Lake Sequoyah is comprised of approximately 1,400 acres of land and 389 acres of water. The City of Fayetteville purchased the property in 1958, and the lake was originally constructed in 1961 as a water supply reservoir. The city stopped using Lake Sequoyah as a water supply soon after Beaver Lake was completed, and the Beaver Water District became the primary source of water for Northwest Arkansas. The construction of Lake Sequoyah added a significant additional benefit to the community and local water environment. 

There is a large amount of sediment from the Middle Fork White River that has accumulated within the lake instead of being deposited into Beaver Lake, several miles downstream. Because of this large sediment accumulation, many of the long-term uses of the lake have been compromised or reduced, including the ability of the lake to continue accumulating additional sediment.

The lake is being dredged to effectively re-establish the lake as a sediment catchment and recreational resource. 

“I think it’s important to know removing the sediment from Lake Sequoyah is doing a much bigger thing than anyone realizes,” said Tim Nyander, Utilities Director in City of Fayetteville.

Removal of the sediment will also remove the phosphorus bound in the sediment. Phosphorus is an essential nutrient for plants, but too much phosphorus in the water causes algae to grow faster than the ecosystems can handle. Significant increases in algae harm water quality, food resources and habitats, and decrease the oxygen that fish and other aquatic life need to survive. 

“We are going to be able to prevent the phosphorus from getting into Beaver Lake, which is the region’s water supply,” said Nyander. “So, we want to dredge it out not only to remove phosphorus, but to also have more recreation activity.”

The initial construction was completed in three phases. The first phase included the construction of a force main pipeline to carry the separated water to the sanitary sewer for treatment at the wastewater treatment plant. The second phase consisted of installing span bridges to cross two sensitive areas; one wetland crossing and one stream crossing. Phase three, which was completed this year, focused on construction of highway access and access roads between the different work areas, as well as construction of the basin in which the dewatering activities will take place.

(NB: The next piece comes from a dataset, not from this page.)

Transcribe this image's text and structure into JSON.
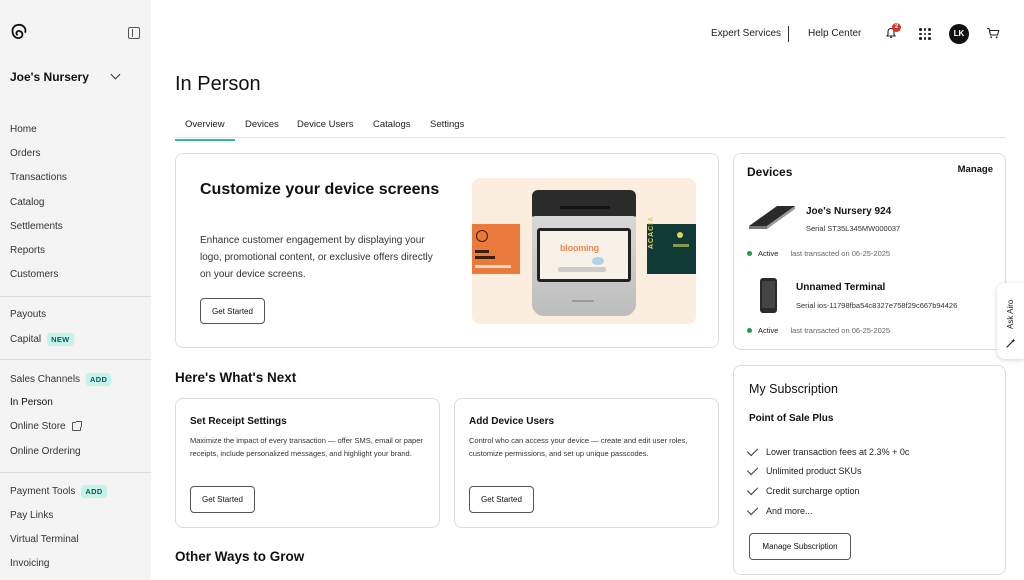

The next phase of the project will be to purchase a lake dredging unit, a portable booster pump and a dewatering structure, called a geo-pool. The dredge will pump a sediment slurry from the lake to the booster pump on the shoreline. The booster pump will discharge into a line carrying the sediment slurry into the geo-pool. The solids will be separated in the geo-pools at this point. The remaining water that passes through the screened walls of geo-pool will be discharge through the force-main built in the first phase of the project. The sediment will be allowed to dry, and then used as a soil amendment.

“I know what people see when they’re driving past is the building of a road and bridges, but it’s all getting ready for the project,” said Nyander. “Once it begins, they will not see a whole lot, but we will be doing a big thing to help the community.”

The timeline for the dredging project is 10-15 years. It is expected to start in the next year or two.